Palantir Stock Won’t Move Until Early August at the Earliest

In my estimation there’s little reason to believe Palantir (NYSE:PLTR) stock should do anything other than move sideways through July.

The Palantir (PLTR) logo on a grey wall.
Source: Michael Vi /

I established this position following its Q1 earnings release. I don’t anticipate that it should move before its predicted Q2 earnings release in early to mid-August  

I do anticipate that Palantir will be a long-term winner based on its short trading history.

After all, PLTR stock has remained a winner since its IPO last September. The hypothetical investor who established a position on that day would be up right around 142%.

I firmly believe that the software firm will continue to rise on its ability to win U.S. and international government and private sector contracts. Losses remain an issue for the short term.

That said, investors should judge PLTR stock in the short term by losses, not simply its ability to bring money through the door. 

A Closer Look at PLTR Stock

It is important that investors note that Palantir anticipates strong top line growth. In Q1 the company recorded $341.23 million in revenues.

That figure represented 49% year-over-year growth. The company also gave guidance that it anticipates $360 million in revenues in Q2, a 43% year-over-year increase.

Further, Palantir anticipates 30% or greater revenue growth through 2025. All of these declarations and strong top line results point to a company and stock headed for long-term price appreciation.  

But don’t mistake the forest for the trees. Those top line results are simply trees in a bigger forest. The greater forest – Palantir as an investment – will be a product of how quickly it stems its losses. 

Palantir’s $123.47 million Q1 2021 loss was much bigger than its $54.72 million loss in Q1 of 2020. 

Palantir will only be too happy to let investors know if and when it records that $360 million of revenue guidance next month, but I’d suggest that when those Q2 figures are released you take a deep dive into its net losses and costs of revenue.

They were all fully laid out in detail in its Q1 earnings report.

If Palantir’s net losses are comparatively worse my guess is that PLTR stock won’t rise in August. After all, PLTR traded flat following Q1 earnings even though revenues increased 49% year-over-year.

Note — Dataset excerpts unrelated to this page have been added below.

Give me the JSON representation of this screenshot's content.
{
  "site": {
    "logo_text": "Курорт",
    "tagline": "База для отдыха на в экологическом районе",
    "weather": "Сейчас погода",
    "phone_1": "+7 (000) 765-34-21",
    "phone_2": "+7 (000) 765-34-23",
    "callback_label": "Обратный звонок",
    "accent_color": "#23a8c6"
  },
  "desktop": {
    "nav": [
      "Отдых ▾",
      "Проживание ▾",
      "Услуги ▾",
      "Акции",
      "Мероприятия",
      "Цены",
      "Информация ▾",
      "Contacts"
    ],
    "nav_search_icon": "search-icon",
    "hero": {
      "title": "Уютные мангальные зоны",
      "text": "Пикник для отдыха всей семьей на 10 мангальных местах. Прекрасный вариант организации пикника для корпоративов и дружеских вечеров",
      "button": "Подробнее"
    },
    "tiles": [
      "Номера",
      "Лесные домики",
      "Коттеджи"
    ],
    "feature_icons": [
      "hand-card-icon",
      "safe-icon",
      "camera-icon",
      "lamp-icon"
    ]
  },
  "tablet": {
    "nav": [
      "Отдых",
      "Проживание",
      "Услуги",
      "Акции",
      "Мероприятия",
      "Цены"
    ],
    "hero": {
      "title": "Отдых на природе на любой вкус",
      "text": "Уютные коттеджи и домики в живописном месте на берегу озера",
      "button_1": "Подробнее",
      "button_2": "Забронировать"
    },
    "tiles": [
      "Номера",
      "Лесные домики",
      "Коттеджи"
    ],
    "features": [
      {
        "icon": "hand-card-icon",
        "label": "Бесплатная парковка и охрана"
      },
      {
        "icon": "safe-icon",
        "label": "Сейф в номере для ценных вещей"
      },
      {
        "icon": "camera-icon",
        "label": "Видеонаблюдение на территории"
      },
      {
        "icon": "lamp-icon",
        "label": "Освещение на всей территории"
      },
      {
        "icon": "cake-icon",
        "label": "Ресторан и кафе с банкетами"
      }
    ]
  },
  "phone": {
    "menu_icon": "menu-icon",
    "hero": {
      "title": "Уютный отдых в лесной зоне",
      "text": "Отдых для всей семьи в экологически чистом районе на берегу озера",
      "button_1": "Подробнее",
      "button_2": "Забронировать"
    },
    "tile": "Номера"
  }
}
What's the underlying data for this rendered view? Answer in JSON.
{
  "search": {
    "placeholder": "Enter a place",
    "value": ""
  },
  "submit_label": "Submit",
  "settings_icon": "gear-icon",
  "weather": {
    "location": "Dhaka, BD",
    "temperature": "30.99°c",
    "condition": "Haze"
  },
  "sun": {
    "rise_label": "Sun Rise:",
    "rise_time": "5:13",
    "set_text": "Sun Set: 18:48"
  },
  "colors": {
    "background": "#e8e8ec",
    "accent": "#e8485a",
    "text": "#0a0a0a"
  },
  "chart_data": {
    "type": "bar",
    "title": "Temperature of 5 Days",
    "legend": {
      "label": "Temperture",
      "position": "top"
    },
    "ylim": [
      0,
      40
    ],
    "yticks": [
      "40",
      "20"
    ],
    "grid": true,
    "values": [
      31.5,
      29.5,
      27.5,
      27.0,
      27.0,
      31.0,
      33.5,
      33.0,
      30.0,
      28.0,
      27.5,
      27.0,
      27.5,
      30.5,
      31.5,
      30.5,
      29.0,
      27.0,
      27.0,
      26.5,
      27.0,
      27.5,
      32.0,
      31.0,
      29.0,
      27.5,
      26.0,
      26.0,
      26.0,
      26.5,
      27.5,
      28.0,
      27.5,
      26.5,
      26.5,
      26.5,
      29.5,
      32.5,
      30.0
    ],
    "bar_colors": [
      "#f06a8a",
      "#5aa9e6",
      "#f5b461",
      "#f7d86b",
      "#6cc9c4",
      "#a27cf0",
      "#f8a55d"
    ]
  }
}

My conclusion is that its large $123.47 million loss played a large factor in that occurring. 

Q2 News

The market has begun to judge Palantir on its losses more heavily. However, revenues remain vitally important. 

So let’s look at what has happened since Q1 earnings were released in May. Toward the end of May the company announced a $32.5 million award to support the United States Space Force and United States Air Force.

It will provide data analytics and further solidifies Palantir’s position in the defense analytics sector. 

A few days later, on May 28, Palantir was awarded another contract with the U.S. Special Operations Command. It will continue data operations work for the program and received $52.5 in revenues at award. The total value is $111 million

Palantir also won a $7.4 million contract from the Centers for Disease Control and an $18.4 million contract with the Federal Aviation Administration. 

Palantir is clearly well entrenched in public sector defense analytics as well as Covid-19. In fact, it was awarded an Amazon (NASDAQ:AMZN) Web Services (AWS) global public sector partner award for its help in tackling the public health crisis. 


It remains clear that Palantir is an embedded player in public sector analytics. The potential growth is huge and is clearly already underway.

That’s why I remain firm in my belief that PLTR stock will continue to be a winner for years to come.

I’d simply wait until after Q2 earnings are released before establishing a position. Judge whether that makes sense by the losses it posts, not only its top line growth.

On the date of publication, Alex Sirois did not have (either directly or indirectly) any positions in the securities mentioned in this article. The opinions expressed in this article are those of the writer, subject to the Publishing Guidelines.